When endometriosis is misdiagnosed, the condition is likely to worsen progressively. These include worsening signs and symptoms as well as infertility. It is therefore important to consider endometriosis as a differential diagnosis when a woman presents with pelvic pain and appropriately refer them to a gynaecologist for further assessment, particularly when they are in their reproductive age. Delay in diagnosis will badly impact the patient’s quality of life.

What are the current treatment options available?

Depending on the severity of the disease, ideal practice is to diagnose and remove endometriosis surgically in the same setting. The most effective treatment for endometriosis is surgical excision (provided that adequate preoperative consent has been taken). The goal of surgery is to excise or coagulate all visible endometriotic lesions and to restore normal pelvic anatomy. However, in women who refuse surgical intervention, hormonal treatment such as COCPs, levonorgestrel intrauterine device (LNG IUS), progestogens, and gonadotropin-releasing hormone (GnRH) agonists can provide endometriosis-related pain relief.

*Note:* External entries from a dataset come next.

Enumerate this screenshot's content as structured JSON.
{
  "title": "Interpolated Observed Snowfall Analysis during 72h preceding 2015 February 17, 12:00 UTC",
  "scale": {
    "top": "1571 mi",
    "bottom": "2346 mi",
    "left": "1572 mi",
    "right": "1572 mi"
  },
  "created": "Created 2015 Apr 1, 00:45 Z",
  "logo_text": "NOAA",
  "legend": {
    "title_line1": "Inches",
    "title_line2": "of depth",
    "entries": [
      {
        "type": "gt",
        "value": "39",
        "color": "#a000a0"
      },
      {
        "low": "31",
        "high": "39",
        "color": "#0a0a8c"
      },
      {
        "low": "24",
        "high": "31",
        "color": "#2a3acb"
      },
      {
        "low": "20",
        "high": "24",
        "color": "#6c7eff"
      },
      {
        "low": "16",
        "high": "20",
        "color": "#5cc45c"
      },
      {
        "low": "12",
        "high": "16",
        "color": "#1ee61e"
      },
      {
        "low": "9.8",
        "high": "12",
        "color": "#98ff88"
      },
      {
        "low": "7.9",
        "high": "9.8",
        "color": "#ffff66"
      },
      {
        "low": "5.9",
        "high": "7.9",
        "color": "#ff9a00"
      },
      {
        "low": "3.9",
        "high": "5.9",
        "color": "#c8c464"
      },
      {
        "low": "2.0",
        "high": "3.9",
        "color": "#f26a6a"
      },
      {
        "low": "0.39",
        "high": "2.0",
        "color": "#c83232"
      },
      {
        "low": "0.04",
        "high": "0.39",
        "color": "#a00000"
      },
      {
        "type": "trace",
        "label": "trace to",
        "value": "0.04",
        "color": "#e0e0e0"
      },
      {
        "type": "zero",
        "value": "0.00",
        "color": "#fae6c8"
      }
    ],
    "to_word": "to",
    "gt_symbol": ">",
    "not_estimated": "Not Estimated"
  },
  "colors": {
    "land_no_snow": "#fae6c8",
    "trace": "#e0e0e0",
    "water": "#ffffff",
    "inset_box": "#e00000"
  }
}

What are the challenges faced in diagnosing/treating endometriosis?

The biggest challenge in treating endometriosis is when you have a patient in her early 40s who desires fertility while at the same time has debilitating pain due to severe endometriosis. Surgical excision will help to improve endometriosis-related pain; however, there is a risk of further reducing her ovarian reserve and her subsequent chance to conceive. In such circumstances, time is of the essence as age plays an important role in the quality of the oocytes. Sometimes, these women may need to resort to assisted fertility treatment.

What is the role of the primary care physician in ensuring timely diagnosis and treatment of endometriosis?

Primary care physicians play an important role as they are usually the first point of contact in the medical frontier to women presenting with nonspecific abdominal pain. Hence it is important for primary care physicians to be well-informed about the cardinal signs and symptoms suggestive of endometriosis so that appropriate timely referrals can be made.

Are there any misconceptions about endometriosis that should be dispelled?

The perception that endometriosis equates to infertility would be the main misconception that should be dispelled. Undeniably, the majority of women with pain and infertility have underlying endometriosis (35–50 percent), but not all of them are infertile. Furthermore, evidence has shown that operative laparoscopy increases spontaneous pregnancy rates in all stages of endometriosis. Therefore, women who fail to conceive within one year from unprotected intercourse should be referred to a specialist in a timely manner.